The title of the ThreatTrack report--2015 Predictions from the Front Lines: Cybersecurity Professionals Very Confident in Their Ability to Fight Data Breaches in 2015--spells it all out. The survey of 250 IT professionals from companies of 2,000 or more employees reveals a high level of confidence when it comes to guarding against cyber attacks.
The summary of the report states, "though security professionals expect their organizations to be increasingly targeted by cybercrime in 2015, they are feeling optimistic--so much so that a significant majority is willing to personally guarantee the safety of their customers' data.

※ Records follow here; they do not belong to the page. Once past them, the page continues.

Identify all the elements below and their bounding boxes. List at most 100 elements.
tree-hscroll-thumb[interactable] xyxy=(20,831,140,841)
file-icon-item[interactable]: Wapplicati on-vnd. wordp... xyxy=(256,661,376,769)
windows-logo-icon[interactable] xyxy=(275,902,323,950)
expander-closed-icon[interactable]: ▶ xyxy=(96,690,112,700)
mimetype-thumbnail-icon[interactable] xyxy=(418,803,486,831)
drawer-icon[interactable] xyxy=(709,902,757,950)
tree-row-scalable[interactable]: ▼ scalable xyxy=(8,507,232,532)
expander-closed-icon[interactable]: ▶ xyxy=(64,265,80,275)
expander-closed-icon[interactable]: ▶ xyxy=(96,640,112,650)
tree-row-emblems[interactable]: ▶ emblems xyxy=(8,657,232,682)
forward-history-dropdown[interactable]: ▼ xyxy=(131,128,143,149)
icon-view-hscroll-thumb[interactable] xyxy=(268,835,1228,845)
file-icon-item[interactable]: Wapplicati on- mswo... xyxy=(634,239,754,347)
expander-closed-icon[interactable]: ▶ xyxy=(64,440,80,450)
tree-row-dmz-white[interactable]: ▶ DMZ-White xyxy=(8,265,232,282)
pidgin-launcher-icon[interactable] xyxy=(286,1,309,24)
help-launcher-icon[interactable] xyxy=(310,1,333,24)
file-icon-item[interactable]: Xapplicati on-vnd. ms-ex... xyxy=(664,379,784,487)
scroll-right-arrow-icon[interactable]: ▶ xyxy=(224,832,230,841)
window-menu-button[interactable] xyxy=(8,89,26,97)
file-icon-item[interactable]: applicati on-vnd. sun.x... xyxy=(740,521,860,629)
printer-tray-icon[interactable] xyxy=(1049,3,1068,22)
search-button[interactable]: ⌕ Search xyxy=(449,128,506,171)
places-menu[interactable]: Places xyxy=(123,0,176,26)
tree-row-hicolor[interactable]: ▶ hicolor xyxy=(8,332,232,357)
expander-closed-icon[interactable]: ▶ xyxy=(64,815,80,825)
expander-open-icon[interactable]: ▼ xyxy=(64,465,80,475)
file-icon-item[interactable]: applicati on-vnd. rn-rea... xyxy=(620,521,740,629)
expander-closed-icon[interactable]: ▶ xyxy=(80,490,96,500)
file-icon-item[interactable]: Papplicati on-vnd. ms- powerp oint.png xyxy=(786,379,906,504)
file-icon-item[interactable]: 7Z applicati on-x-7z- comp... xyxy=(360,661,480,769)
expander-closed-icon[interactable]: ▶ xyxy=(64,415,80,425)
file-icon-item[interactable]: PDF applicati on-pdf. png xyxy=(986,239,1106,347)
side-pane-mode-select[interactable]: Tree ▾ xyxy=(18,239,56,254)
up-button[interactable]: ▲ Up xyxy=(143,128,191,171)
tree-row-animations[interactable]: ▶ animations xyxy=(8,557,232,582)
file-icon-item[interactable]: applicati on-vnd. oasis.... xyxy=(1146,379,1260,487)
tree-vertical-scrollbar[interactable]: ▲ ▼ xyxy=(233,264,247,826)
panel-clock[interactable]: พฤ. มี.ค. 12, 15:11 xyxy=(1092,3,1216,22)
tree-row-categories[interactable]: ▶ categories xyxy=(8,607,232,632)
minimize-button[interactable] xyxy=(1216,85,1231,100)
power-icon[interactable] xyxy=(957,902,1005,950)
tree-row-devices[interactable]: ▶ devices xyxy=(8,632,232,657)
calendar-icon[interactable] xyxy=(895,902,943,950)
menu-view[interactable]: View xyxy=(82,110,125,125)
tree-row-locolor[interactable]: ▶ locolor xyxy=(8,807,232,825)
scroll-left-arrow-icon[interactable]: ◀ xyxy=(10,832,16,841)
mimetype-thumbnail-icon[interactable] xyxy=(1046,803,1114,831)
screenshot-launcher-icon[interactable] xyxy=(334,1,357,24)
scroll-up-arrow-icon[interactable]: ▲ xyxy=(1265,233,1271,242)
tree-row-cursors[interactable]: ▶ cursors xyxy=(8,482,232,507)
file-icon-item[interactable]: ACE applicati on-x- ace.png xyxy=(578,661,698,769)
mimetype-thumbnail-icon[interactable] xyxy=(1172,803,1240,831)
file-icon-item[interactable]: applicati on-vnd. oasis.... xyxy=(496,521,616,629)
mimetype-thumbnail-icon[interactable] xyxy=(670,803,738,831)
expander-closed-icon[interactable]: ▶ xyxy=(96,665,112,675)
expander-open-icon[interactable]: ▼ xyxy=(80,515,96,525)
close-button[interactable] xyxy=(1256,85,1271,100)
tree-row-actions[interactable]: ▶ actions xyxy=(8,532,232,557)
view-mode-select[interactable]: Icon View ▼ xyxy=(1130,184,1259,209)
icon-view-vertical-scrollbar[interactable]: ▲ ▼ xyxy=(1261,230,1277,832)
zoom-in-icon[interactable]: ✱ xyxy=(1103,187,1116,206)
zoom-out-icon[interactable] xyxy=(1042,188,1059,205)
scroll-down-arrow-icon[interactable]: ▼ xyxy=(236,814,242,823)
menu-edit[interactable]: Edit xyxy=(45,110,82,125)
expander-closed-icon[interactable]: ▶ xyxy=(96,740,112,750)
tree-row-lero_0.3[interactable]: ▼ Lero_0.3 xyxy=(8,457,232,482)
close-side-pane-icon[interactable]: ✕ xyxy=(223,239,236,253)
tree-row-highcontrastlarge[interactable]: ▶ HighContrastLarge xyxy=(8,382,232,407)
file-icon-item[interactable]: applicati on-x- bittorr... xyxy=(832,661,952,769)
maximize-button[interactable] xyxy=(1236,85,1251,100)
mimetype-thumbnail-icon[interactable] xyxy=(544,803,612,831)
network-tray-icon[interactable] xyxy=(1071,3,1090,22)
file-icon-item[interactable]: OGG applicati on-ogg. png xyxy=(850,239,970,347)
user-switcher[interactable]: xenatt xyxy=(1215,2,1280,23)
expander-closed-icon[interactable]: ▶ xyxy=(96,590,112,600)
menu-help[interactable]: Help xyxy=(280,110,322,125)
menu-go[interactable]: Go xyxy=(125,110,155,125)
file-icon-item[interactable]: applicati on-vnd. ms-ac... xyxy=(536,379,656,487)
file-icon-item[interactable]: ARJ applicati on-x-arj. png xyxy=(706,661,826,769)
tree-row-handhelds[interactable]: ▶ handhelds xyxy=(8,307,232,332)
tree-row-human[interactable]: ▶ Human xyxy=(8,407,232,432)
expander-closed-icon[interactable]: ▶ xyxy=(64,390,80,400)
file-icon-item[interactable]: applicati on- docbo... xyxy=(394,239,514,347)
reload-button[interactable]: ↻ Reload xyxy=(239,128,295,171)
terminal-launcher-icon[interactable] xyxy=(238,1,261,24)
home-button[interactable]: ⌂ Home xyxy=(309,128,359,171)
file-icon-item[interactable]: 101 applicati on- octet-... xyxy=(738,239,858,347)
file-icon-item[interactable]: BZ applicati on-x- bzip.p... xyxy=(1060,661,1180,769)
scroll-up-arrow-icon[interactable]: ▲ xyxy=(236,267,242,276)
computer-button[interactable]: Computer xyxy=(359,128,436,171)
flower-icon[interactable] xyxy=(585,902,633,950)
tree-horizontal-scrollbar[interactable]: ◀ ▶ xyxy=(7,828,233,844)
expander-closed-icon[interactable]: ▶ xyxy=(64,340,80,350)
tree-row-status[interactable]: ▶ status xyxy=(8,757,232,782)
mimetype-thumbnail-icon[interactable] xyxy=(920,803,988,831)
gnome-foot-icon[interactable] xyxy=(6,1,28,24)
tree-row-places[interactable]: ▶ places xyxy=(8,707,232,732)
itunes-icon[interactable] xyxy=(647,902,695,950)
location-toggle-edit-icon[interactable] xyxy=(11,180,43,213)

Their optimism appears rooted in plans to invest in the coming year on shoring up cyber defenses."
Let's start by taking a look at some of the findings from the survey. Nearly seven out of ten respondents believe their organizations are more likely to be targeted by a cyber attack in 2015. However, 94 percent indicated that their ability to detect and prevent data breaches will improve in 2015.
There is nothing wrong with IT professionals' having confidence in their efforts and capabilities when it comes to protecting against cyber attacks, and defending against data breaches. But saying that security defenses will improve is a long way from saying it will be effective or sufficient. There are variety of ways a company can improve security policies and tools, yet still be exposed to significant risk. When more than 80 percent of those surveyed are issuing personal guarantees, it suggests that IT professionals are in denial and continue to believe that data breaches are just something that happens to other companies.
If you had asked a year ago, Target, Home Depot, Michael's, and other victims of recent major data breaches would most likely have stated that they, too, were confident in the security policies and tools they had in place. The compromise of point-of-sale systems, though, and attacks like the DarkHotel cyber espionage campaign have a way of evading detection and wreaking havoc despite the best laid plans of IT professionals.
What does that mean for customers? You can exercise some control by choosing which companies you're willing to do business with, but ultimately you're going to be trusting your data to someone.
However, you can't afford to have complete faith. Nobody will guard your data as tenaciously as you will yourself. Take steps to protect yourself: Use strong passwords, employ two-factor authentication anywhere you can, and use more secure methods of payment where possible--especially during the upcoming holiday season.